Why these two cars? As I've mentioned, the contrasts interest me. Both the 1966 Rolls-Royce Silver Shadow and the Porsche 911 represent major philosophical changes in the way their respective companies built cars - and amazingly, those design decisions set the tone for each company for
decades afterwards, each into the 1990s! The Rolls-Royce Silver spirit/Spur was built on the Shadow platform using the same basic engine, brakes, suspension, and interior accents until the mid-90s; Porsche kept making air-cooled flat sixes for 30 years as well. (I'll skip a lengthy speech on how well I think each has done at staying true to their early goals, and simply say I don't think either has done a good job.)
Both cars were originally built with the same intent (to be the best) for similar markets (the wealthy) for totally opposite purposes (luxury v. sports car) using different philosophies ("never so much as change your own oil" v. owner/mechanic). One is a 4700 lb 6.23-liiter behemoth that makes driving as comfortable as sitting in your living room, the other a 2030 lb. 2-liter speed-demon so raw you almost long for the luxurious days when we rode everywhere on horseback.

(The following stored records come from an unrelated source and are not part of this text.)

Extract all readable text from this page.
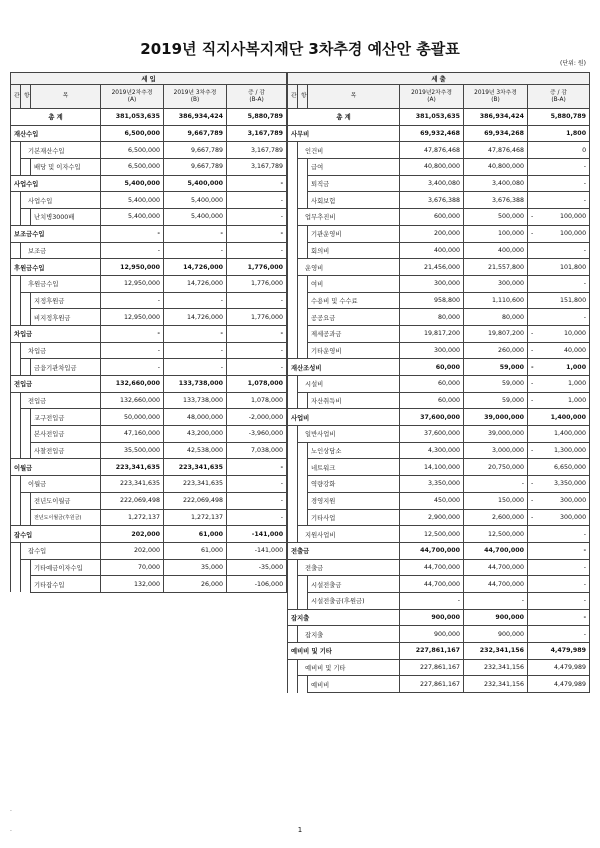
2019년 직지사복지재단 3차추경 예산안 총괄표
(단위: 원)
세 입					
관	항	목	2019년2차추경
(A)	2019년 3차추경
(B)	증 / 감
(B-A)
총 계			381,053,635	386,934,424	5,880,789
재산수입			6,500,000	9,667,789	3,167,789
	기본재산수입		6,500,000	9,667,789	3,167,789
		배당 및 이자수입	6,500,000	9,667,789	3,167,789
사업수입			5,400,000	5,400,000	-
	사업수입		5,400,000	5,400,000	-
		난치병3000배	5,400,000	5,400,000	-
보조금수입			-	-	-
	보조금		-	-	-
후원금수입			12,950,000	14,726,000	1,776,000
	후원금수입		12,950,000	14,726,000	1,776,000
		지정후원금	-	-	-
		비지정후원금	12,950,000	14,726,000	1,776,000
차입금			-	-	-
	차입금		-	-	-
		금융기관차입금	-	-	-
전입금			132,660,000	133,738,000	1,078,000
	전입금		132,660,000	133,738,000	1,078,000
		교구전입금	50,000,000	48,000,000	-2,000,000
		본사전입금	47,160,000	43,200,000	-3,960,000
		사찰전입금	35,500,000	42,538,000	7,038,000
이월금			223,341,635	223,341,635	-
	이월금		223,341,635	223,341,635	-
		전년도이월금	222,069,498	222,069,498	-
		전년도이월금(후원금)	1,272,137	1,272,137	-
잡수입			202,000	61,000	-141,000
	잡수입		202,000	61,000	-141,000
		기타예금이자수입	70,000	35,000	-35,000
		기타잡수입	132,000	26,000	-106,000
세 출					
관	항	목	2019년2차추경
(A)	2019년 3차추경
(B)	증 / 감
(B-A)
총 계			381,053,635	386,934,424	5,880,789
사무비			69,932,468	69,934,268	1,800
	인건비		47,876,468	47,876,468	0
		급여	40,800,000	40,800,000	-
		퇴직금	3,400,080	3,400,080	-
		사회보험	3,676,388	3,676,388	-
	업무추진비		600,000	500,000	- 100,000
		기관운영비	200,000	100,000	- 100,000
		회의비	400,000	400,000	-
	운영비		21,456,000	21,557,800	101,800
		여비	300,000	300,000	-
		수용비 및 수수료	958,800	1,110,600	151,800
		공공요금	80,000	80,000	-
		제세공과금	19,817,200	19,807,200	- 10,000
		기타운영비	300,000	260,000	- 40,000
재산조성비			60,000	59,000	- 1,000
	시설비		60,000	59,000	- 1,000
		자산취득비	60,000	59,000	- 1,000
사업비			37,600,000	39,000,000	1,400,000
	일반사업비		37,600,000	39,000,000	1,400,000
		노인상담소	4,300,000	3,000,000	- 1,300,000
		네트워크	14,100,000	20,750,000	6,650,000
		역량강화	3,350,000	-	- 3,350,000
		경영지원	450,000	150,000	- 300,000
		기타사업	2,900,000	2,600,000	- 300,000
	지원사업비		12,500,000	12,500,000	-
전출금			44,700,000	44,700,000	-
	전출금		44,700,000	44,700,000	-
		시설전출금	44,700,000	44,700,000	-
		시설전출금(후원금)	-	-	-
잡지출			900,000	900,000	-
	잡지출		900,000	900,000	-
예비비 및 기타			227,861,167	232,341,156	4,479,989
	예비비 및 기타		227,861,167	232,341,156	4,479,989
		예비비	227,861,167	232,341,156	4,479,989
1
.
.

Finding a decent 1966 looks to be a challenge, though. Even setting aside the issues of rust, old age, and scarcity of parts for certain areas, there appears to be no sense of history associated with the first 911s - just about every car I've looked at has been modified with
flares and other
nonsense and/or had the engine replaced with a different generation.
What's weird (and worse), imo, is that every single car in the US seems to have been changed to
Guards Red at some point (okay, usually in the 80s). There's apparently a mix-up: it was Ferrari that said sports cars should be red; Dr. Porsche was rather fond of brown, folks.
Ah, well - until I find it, I'll enjoy my '83.